Уложив, проверив, похлопав для надёжности, тугое серое пузо с чёрным номером на плотном авизентовом боку, я отдал парашют, вместе с такой же, любовно уложенной запаской водиле и с чувством выполненного долга честно поехал вечерним автобусом домой, под выпрошенную у Петровича, субботу, справедливо полагая, что одним пивом сыт не будешь, а картошка - завсегда в нашем обществе была стратегическим продуктом.
Через неделю, в серый и дождливый понедельник, прямо с построения, меня вызвал в штаб взмыленный посыльный, с большими, вытаращенными глазами и съехавшим набок, бессмысленным и древним штык-ножом.
- Вас - в особый отдел вызывают, таищ прапорщик - бодро лупанул он залпом, огорошив меня с самого ранья и полностью подтвердив весь массив пословиц, поговорок и прочей народной мудрости, касающейся первого рабочего
дня недели.
Особый отдел, чтобы вы понимали - это военная контрразведка. Как и все обитатели окопов, я не очень стремился попадать туда под каким-нибудь, даже самым незначительным предлогам, помня накрепко способы, возможности и методы работы их гражданских коллег - "серых костюмов". Однако, и отказаться от такого вежливого предложения у меня духу не хватило. Сопровождаемый сочувственным взглядом посыльного, я, постучавшись, чётким старшинским шагом впечатался в квадрат открытой, оббитой железом, двери, ведущей в тёмную и прокуренную неизвестность.
За столом сидел всё тот же "костюм", сменивший добротный индпошивовский пиджак на пятнистый чешский камуфляж и, нелепо смотрящуюся в этом месте, ярко-голубую десантную тельняшку. В углу пёстрыми мечущимися пятнами что-то бубнил новомодный японский телек, закольцованно показывая какое-то праздничное мероприятие.
- Садись.
Не добавляя ни имени, ни звания, ни должности, "серый костюм" армейского образца мотнул головой на стул, подозрительно похожий на своих собратьев по лубянским подвалам тридцать седьмого года.
- Парашют ты укладывал? - взяв пульт, "костюм добавил звука и ткнул пальцами в экран.
Я с недоумением посмотрел в серую коробку с непонятной надписью "Фунай" и похолодел. Нет, не так - меня дёрнуло током. В тысячу миллионов вольт и сколько-то там, ампер.

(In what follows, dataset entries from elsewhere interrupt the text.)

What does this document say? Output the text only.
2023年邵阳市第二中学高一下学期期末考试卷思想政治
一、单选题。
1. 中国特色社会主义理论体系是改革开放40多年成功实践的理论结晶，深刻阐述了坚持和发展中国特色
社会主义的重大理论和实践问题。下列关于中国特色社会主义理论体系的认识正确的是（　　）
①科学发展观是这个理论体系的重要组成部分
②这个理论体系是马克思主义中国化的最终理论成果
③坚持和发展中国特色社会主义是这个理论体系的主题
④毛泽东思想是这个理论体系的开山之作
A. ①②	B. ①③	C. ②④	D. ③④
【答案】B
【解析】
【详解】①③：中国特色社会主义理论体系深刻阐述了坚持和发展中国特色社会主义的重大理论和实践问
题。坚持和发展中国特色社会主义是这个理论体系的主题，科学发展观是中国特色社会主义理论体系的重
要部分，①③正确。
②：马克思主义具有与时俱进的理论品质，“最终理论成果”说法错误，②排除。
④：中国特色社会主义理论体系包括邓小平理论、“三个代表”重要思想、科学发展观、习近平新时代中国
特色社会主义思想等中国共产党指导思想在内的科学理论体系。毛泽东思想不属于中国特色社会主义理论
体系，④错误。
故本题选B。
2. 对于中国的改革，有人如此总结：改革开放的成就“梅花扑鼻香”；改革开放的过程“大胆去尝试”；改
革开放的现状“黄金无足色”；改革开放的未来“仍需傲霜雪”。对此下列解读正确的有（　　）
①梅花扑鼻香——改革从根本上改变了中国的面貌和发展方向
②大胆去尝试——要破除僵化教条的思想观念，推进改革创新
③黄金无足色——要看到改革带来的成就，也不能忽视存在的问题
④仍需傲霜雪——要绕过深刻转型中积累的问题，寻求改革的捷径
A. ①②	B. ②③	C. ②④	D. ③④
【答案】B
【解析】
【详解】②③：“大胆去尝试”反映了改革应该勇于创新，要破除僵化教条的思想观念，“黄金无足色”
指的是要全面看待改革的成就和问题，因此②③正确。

Я с ужасом смотрел на свою верную смерть вперемешку с глубочайшим позором, которая транслировалась на экране. Там, кто-то сильный и умелый, боролся за жизнь, стремглав летя вниз, опутанный полувывалившимся из ранца, куполом и болтающимися мокрыми бельевыми верёвками, стропами. Снизу мятым ватным комком трепыхалась белая масса запасного парашюта, что говорило о немалой квалификации и самообладании прыгающего, который яростно размахивая руками, пытался отсрочить свою смерть.

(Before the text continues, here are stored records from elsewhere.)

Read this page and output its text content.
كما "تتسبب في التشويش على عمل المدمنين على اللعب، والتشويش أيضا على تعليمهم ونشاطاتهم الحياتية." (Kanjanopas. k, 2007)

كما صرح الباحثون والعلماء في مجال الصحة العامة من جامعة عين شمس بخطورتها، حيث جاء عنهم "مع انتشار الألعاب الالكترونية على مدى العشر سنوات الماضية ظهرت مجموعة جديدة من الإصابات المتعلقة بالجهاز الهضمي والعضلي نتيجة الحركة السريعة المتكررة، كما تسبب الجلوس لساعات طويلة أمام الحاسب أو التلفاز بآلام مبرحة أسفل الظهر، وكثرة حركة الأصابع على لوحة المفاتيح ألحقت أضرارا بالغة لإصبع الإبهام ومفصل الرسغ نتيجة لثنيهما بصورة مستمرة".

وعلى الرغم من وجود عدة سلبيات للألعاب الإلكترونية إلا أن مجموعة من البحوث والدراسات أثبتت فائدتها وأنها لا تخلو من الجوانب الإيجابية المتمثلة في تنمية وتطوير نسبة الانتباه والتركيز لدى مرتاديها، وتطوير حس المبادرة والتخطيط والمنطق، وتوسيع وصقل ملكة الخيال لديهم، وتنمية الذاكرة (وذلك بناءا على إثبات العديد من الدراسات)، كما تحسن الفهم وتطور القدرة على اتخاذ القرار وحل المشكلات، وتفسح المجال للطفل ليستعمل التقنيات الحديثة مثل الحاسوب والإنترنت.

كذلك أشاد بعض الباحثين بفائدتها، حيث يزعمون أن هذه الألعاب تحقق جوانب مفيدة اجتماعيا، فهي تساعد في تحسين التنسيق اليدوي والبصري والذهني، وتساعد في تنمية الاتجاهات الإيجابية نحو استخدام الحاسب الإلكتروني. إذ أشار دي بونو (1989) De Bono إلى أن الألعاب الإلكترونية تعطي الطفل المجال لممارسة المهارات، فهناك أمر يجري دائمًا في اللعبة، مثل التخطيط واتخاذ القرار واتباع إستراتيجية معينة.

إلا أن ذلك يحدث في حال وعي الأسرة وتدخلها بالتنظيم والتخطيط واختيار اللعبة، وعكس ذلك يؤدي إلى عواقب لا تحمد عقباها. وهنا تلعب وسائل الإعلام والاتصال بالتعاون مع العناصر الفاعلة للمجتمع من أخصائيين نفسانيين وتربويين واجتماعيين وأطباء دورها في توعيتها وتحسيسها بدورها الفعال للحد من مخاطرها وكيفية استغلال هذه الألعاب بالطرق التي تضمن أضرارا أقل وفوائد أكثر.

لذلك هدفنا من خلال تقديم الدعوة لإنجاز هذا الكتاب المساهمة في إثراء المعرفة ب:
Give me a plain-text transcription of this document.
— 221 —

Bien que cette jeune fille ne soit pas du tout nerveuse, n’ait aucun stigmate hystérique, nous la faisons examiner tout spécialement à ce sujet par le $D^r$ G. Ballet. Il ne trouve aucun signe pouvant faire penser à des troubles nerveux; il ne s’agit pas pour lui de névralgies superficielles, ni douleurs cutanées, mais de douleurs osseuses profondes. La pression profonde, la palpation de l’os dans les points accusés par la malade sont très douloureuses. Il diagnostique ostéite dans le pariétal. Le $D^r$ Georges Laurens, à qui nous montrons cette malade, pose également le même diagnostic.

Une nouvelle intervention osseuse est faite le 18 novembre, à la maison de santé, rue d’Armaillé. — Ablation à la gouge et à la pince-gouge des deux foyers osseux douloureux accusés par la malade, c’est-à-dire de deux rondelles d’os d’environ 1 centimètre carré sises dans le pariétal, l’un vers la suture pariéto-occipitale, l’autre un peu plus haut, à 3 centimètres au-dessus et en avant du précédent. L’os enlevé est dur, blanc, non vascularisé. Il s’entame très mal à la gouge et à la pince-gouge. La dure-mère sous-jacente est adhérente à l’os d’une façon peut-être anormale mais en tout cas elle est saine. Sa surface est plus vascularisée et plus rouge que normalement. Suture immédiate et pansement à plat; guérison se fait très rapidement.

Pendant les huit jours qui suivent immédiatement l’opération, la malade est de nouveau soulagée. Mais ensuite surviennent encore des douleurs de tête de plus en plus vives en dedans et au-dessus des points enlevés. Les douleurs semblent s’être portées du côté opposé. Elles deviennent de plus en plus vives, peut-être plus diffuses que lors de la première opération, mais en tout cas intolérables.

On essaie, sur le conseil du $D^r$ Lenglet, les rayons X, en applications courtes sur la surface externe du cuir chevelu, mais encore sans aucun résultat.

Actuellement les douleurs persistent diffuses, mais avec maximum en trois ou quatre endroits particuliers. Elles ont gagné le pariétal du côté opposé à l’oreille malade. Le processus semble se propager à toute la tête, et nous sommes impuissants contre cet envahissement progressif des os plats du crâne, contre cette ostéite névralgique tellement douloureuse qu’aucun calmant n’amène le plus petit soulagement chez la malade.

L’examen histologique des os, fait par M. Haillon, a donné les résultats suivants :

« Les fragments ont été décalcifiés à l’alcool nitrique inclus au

- Он выжил - "костюм" нажал на паузу.
- Пока что, мы рассматриваем это, как нарушение правил полётов, прыжков и подготовки к ним. Но Москва требует, чтобы мы переквалифицировали дело, на покушение на жизнь государственного служащего.
Или - терракт. Ещё раз - ты укладывал парашют?
- Я - у меня случился шок. Я ничего не понимал, хотя, вряд ли, такое могли снять где-то в студии, технологии тогда были не те.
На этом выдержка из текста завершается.